In the last months of your brother’s life, he’d burned through relationships, his addictions leaving few intact. His loss has ended other relationships in your life: You haven’t spoken to your father since the funeral. I see you get emotionally stopped up and then cycle widely to incontinence. You can’t express and then you express all at once. The bodily metaphor isn’t wholly metaphoric—your stress and grief settle on you, laying bruises around your eyes, bringing a jitter to your hands. I want to hold you and set you right, but we’ve lost the innocence that for years allowed those simple actions to be enough. Where we’re at now is a place that demands deeper actions, a place which causes cavernous exhaustion. We’re fully adult now, I think. We’ve been left spinning by this non-event, by this ceasing of action, by whatever dying is.

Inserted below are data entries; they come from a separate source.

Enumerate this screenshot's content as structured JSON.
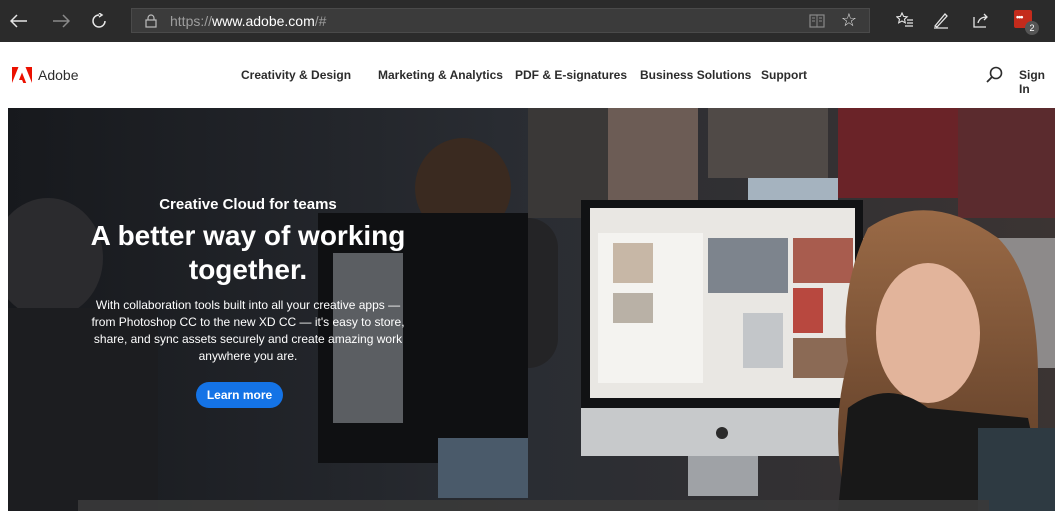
{
  "browser": {
    "url_scheme": "https://",
    "url_host": "www.adobe.com",
    "url_path": "/#",
    "extension_badge": "2",
    "extension_dots": "•••"
  },
  "header": {
    "brand": "Adobe",
    "nav": [
      {
        "label": "Creativity & Design"
      },
      {
        "label": "Marketing & Analytics"
      },
      {
        "label": "PDF & E-signatures"
      },
      {
        "label": "Business Solutions"
      },
      {
        "label": "Support"
      }
    ],
    "signin": "Sign In"
  },
  "hero": {
    "eyebrow": "Creative Cloud for teams",
    "headline": "A better way of working together.",
    "body": "With collaboration tools built into all your creative apps — from Photoshop CC to the new XD CC — it's easy to store, share, and sync assets securely and create amazing work anywhere you are.",
    "cta": "Learn more"
  },
  "colors": {
    "chrome_bg": "#2b2b2b",
    "adobe_red": "#eb1000",
    "cta_blue": "#1473e6",
    "extension_red": "#c42b1c"
  },
  "icons": [
    "back-icon",
    "forward-icon",
    "refresh-icon",
    "lock-icon",
    "reading-view-icon",
    "favorite-star-icon",
    "favorites-list-icon",
    "pen-icon",
    "share-icon",
    "search-icon"
  ]
}
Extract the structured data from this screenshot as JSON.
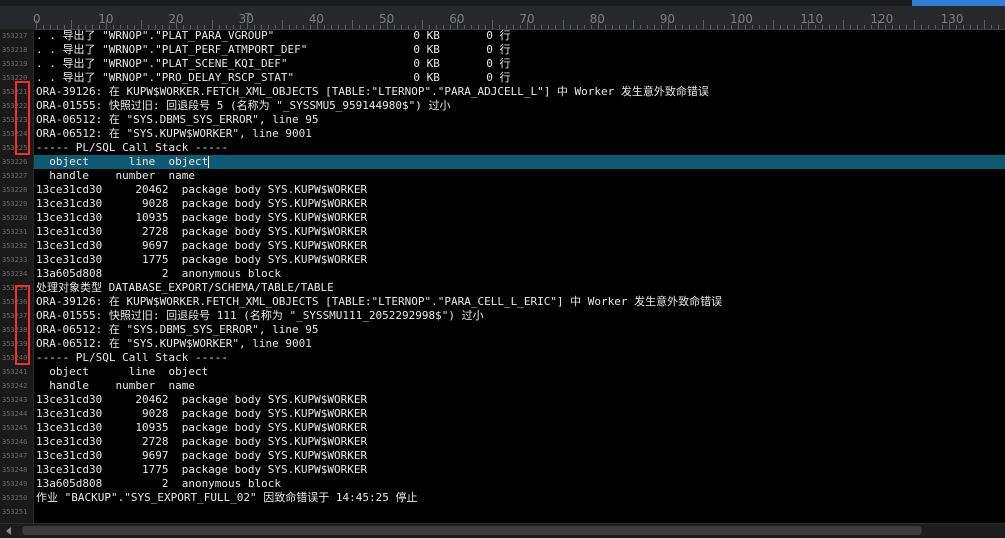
{
  "ruler": {
    "labels": [
      "0",
      "10",
      "20",
      "30",
      "40",
      "50",
      "60",
      "70",
      "80",
      "90",
      "100",
      "110",
      "120",
      "130"
    ],
    "marker": "T"
  },
  "gutter": {
    "line_numbers": [
      "353217",
      "353218",
      "353219",
      "353220",
      "353221",
      "353222",
      "353223",
      "353224",
      "353225",
      "353226",
      "353227",
      "353228",
      "353229",
      "353230",
      "353231",
      "353232",
      "353233",
      "353234",
      "353235",
      "353236",
      "353237",
      "353238",
      "353239",
      "353240",
      "353241",
      "353242",
      "353243",
      "353244",
      "353245",
      "353246",
      "353247",
      "353248",
      "353249",
      "353250",
      "353251"
    ]
  },
  "editor": {
    "current_line_index": 9,
    "lines": [
      ". . 导出了 \"WRNOP\".\"PLAT_PARA_VGROUP\"                     0 KB       0 行",
      ". . 导出了 \"WRNOP\".\"PLAT_PERF_ATMPORT_DEF\"                0 KB       0 行",
      ". . 导出了 \"WRNOP\".\"PLAT_SCENE_KQI_DEF\"                   0 KB       0 行",
      ". . 导出了 \"WRNOP\".\"PRO_DELAY_RSCP_STAT\"                  0 KB       0 行",
      "ORA-39126: 在 KUPW$WORKER.FETCH_XML_OBJECTS [TABLE:\"LTERNOP\".\"PARA_ADJCELL_L\"] 中 Worker 发生意外致命错误",
      "ORA-01555: 快照过旧: 回退段号 5 (名称为 \"_SYSSMU5_959144980$\") 过小",
      "ORA-06512: 在 \"SYS.DBMS_SYS_ERROR\", line 95",
      "ORA-06512: 在 \"SYS.KUPW$WORKER\", line 9001",
      "----- PL/SQL Call Stack -----",
      "  object      line  object",
      "  handle    number  name",
      "13ce31cd30     20462  package body SYS.KUPW$WORKER",
      "13ce31cd30      9028  package body SYS.KUPW$WORKER",
      "13ce31cd30     10935  package body SYS.KUPW$WORKER",
      "13ce31cd30      2728  package body SYS.KUPW$WORKER",
      "13ce31cd30      9697  package body SYS.KUPW$WORKER",
      "13ce31cd30      1775  package body SYS.KUPW$WORKER",
      "13a605d808         2  anonymous block",
      "处理对象类型 DATABASE_EXPORT/SCHEMA/TABLE/TABLE",
      "ORA-39126: 在 KUPW$WORKER.FETCH_XML_OBJECTS [TABLE:\"LTERNOP\".\"PARA_CELL_L_ERIC\"] 中 Worker 发生意外致命错误",
      "ORA-01555: 快照过旧: 回退段号 111 (名称为 \"_SYSSMU111_2052292998$\") 过小",
      "ORA-06512: 在 \"SYS.DBMS_SYS_ERROR\", line 95",
      "ORA-06512: 在 \"SYS.KUPW$WORKER\", line 9001",
      "----- PL/SQL Call Stack -----",
      "  object      line  object",
      "  handle    number  name",
      "13ce31cd30     20462  package body SYS.KUPW$WORKER",
      "13ce31cd30      9028  package body SYS.KUPW$WORKER",
      "13ce31cd30     10935  package body SYS.KUPW$WORKER",
      "13ce31cd30      2728  package body SYS.KUPW$WORKER",
      "13ce31cd30      9697  package body SYS.KUPW$WORKER",
      "13ce31cd30      1775  package body SYS.KUPW$WORKER",
      "13a605d808         2  anonymous block",
      "作业 \"BACKUP\".\"SYS_EXPORT_FULL_02\" 因致命错误于 14:45:25 停止",
      ""
    ]
  },
  "colors": {
    "background": "#000000",
    "text": "#e8e8e8",
    "current_line": "#0e5a73",
    "highlight_box": "#ff2b2b",
    "scroll_accent": "#2f7fd8"
  },
  "icons": {
    "scroll_left": "triangle-left-icon"
  }
}
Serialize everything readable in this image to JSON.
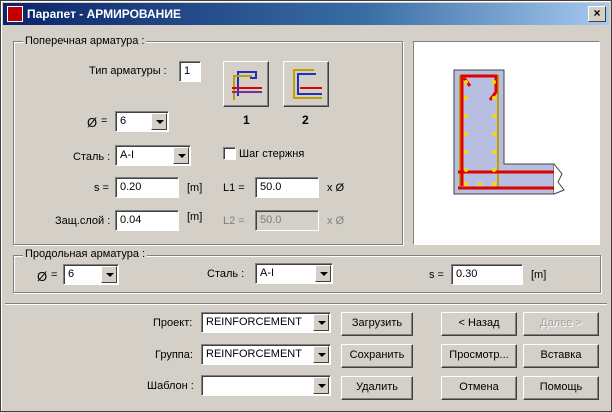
{
  "window": {
    "title": "Парапет - АРМИРОВАНИЕ",
    "close_glyph": "×"
  },
  "transverse": {
    "group_label": "Поперечная арматура :",
    "type_label": "Тип арматуры :",
    "type_value": "1",
    "type_option_1_label": "1",
    "type_option_2_label": "2",
    "diameter_symbol": "Ø",
    "diameter_eq": "=",
    "diameter_value": "6",
    "steel_label": "Сталь :",
    "steel_value": "A-I",
    "bar_spacing_checkbox_label": "Шаг стержня",
    "bar_spacing_checked": false,
    "s_label": "s =",
    "s_value": "0.20",
    "s_unit": "[m]",
    "l1_label": "L1 =",
    "l1_value": "50.0",
    "l1_unit": "x Ø",
    "cover_label": "Защ.слой :",
    "cover_value": "0.04",
    "cover_unit": "[m]",
    "l2_label": "L2 =",
    "l2_value": "50.0",
    "l2_unit": "x Ø"
  },
  "longitudinal": {
    "group_label": "Продольная арматура :",
    "diameter_symbol": "Ø",
    "diameter_eq": "=",
    "diameter_value": "6",
    "steel_label": "Сталь :",
    "steel_value": "A-I",
    "s_label": "s =",
    "s_value": "0.30",
    "s_unit": "[m]"
  },
  "template": {
    "project_label": "Проект:",
    "project_value": "REINFORCEMENT",
    "group_label": "Группа:",
    "group_value": "REINFORCEMENT",
    "template_label": "Шаблон :",
    "template_value": ""
  },
  "buttons": {
    "load": "Загрузить",
    "save": "Сохранить",
    "delete": "Удалить",
    "back": "< Назад",
    "next": "Далее >",
    "preview": "Просмотр...",
    "insert": "Вставка",
    "cancel": "Отмена",
    "help": "Помощь"
  },
  "colors": {
    "title_bar": "#0a246a",
    "rebar": "#e00000",
    "stirrup": "#c0a000",
    "dots": "#ffd700",
    "section": "#b7bfe0"
  }
}
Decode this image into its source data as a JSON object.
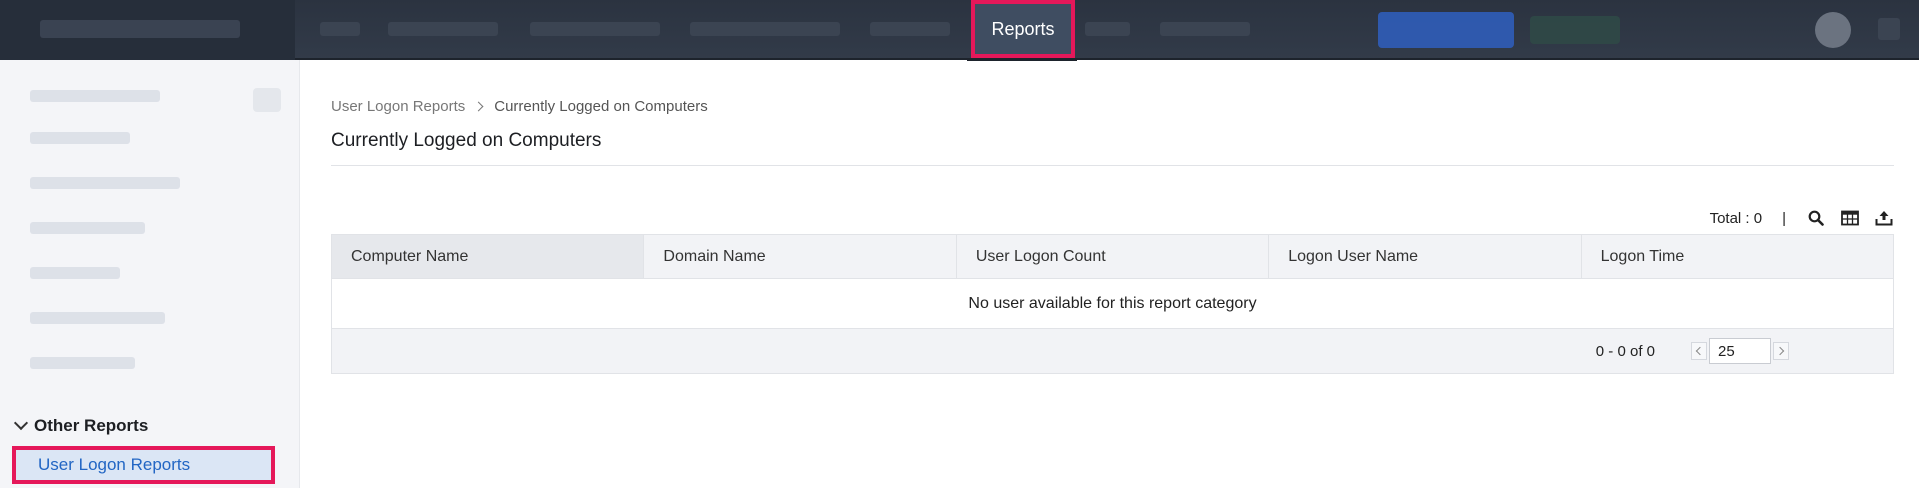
{
  "header": {
    "active_tab": "Reports"
  },
  "sidebar": {
    "section": {
      "label": "Other Reports"
    },
    "selected_item": {
      "label": "User Logon Reports"
    }
  },
  "breadcrumb": {
    "parent": "User Logon Reports",
    "current": "Currently Logged on Computers"
  },
  "page": {
    "title": "Currently Logged on Computers"
  },
  "toolbar": {
    "total_label": "Total : 0",
    "separator": "|",
    "icons": [
      "search-icon",
      "table-columns-icon",
      "export-icon"
    ]
  },
  "table": {
    "columns": [
      "Computer Name",
      "Domain Name",
      "User Logon Count",
      "Logon User Name",
      "Logon Time"
    ],
    "empty_message": "No user available for this report category",
    "pagination": {
      "range": "0 - 0 of 0",
      "page_size": "25"
    }
  },
  "colors": {
    "highlight_border": "#e5185a",
    "topbar_bg": "#2b3340",
    "link_blue": "#2266c4"
  }
}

Though you haven’t gotten the plant, your obsession with its bone-white and deep green leaves has gotten you through. Living things and ideas of living things help us choose to keep living, too. Lately, we hear our alarm and stay in bed for a while. We hold each other and play, telling jokes or exhuming memories. Sometimes, we’re just quiet in the gray light. These days, too, will be over so soon.
Sarah studied creative writing (BA) at Mills College in Oakland, CA, and journalism (MJ) at UC Berkeley. She’s now working on her PhD in comparative literature at UC Irvine. She writes about many different subjects—from inequities in the maternal healthcare system to Jesus Christ’s Instagram account—for a range of publications. She recently returned from Sri Lanka, where she was a 2019-2020 Fulbright scholar.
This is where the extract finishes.